Vocal content: The current focus is instrumental music. For singing with lyrics, the separate InspireSong-1.5B model is under development.

These limitations are clearly documented, helping users choose the right variant for their needs.

How It Compares to MusicGen and Stable Audio 2.0

In both subjective listening tests and objective metrics (e.g., FAD, KLD), InspireMusic-1.5B-Long matches or exceeds top open-source alternatives like Meta’s MusicGen and Stability AI’s Stable Audio 2.0. Its advantages include:

Longer coherent segments (8 min vs. MusicGen’s 30s without stitching).
Higher sampling rate support (48kHz stereo out-of-the-box).
More efficient training via single-codebook tokenization.

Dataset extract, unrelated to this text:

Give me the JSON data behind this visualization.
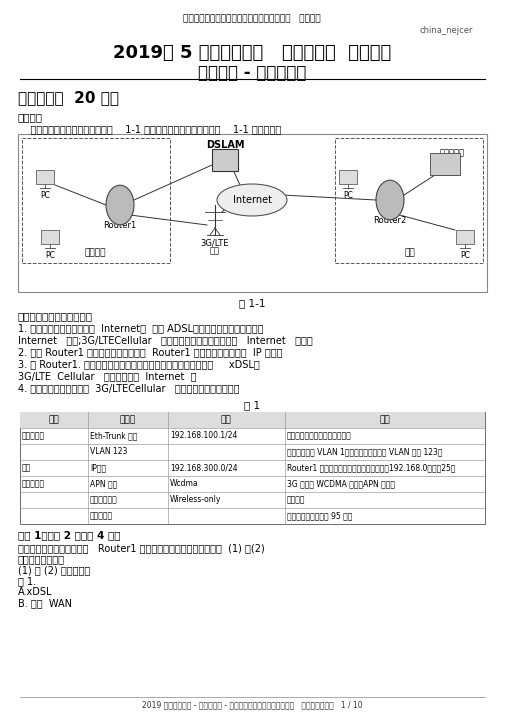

For teams seeking a maintainable, extendable codebase with state-of-the-art results, InspireMusic offers a compelling open-source alternative to closed or fragmented systems.

Summary

InspireMusic delivers what many AI music tools promise but few achieve: high-fidelity, long-form, controllable music generation from intuitive inputs. By fusing the reasoning power of a modern LLM with the acoustic precision of flow-matching super-resolution, it solves real pain points—short clips, muffled audio, and opaque control—while remaining accessible to developers and creators. Whether you’re prototyping a game soundtrack, exploring generative art, or researching controllable audio synthesis, InspireMusic provides a robust, open foundation to build upon.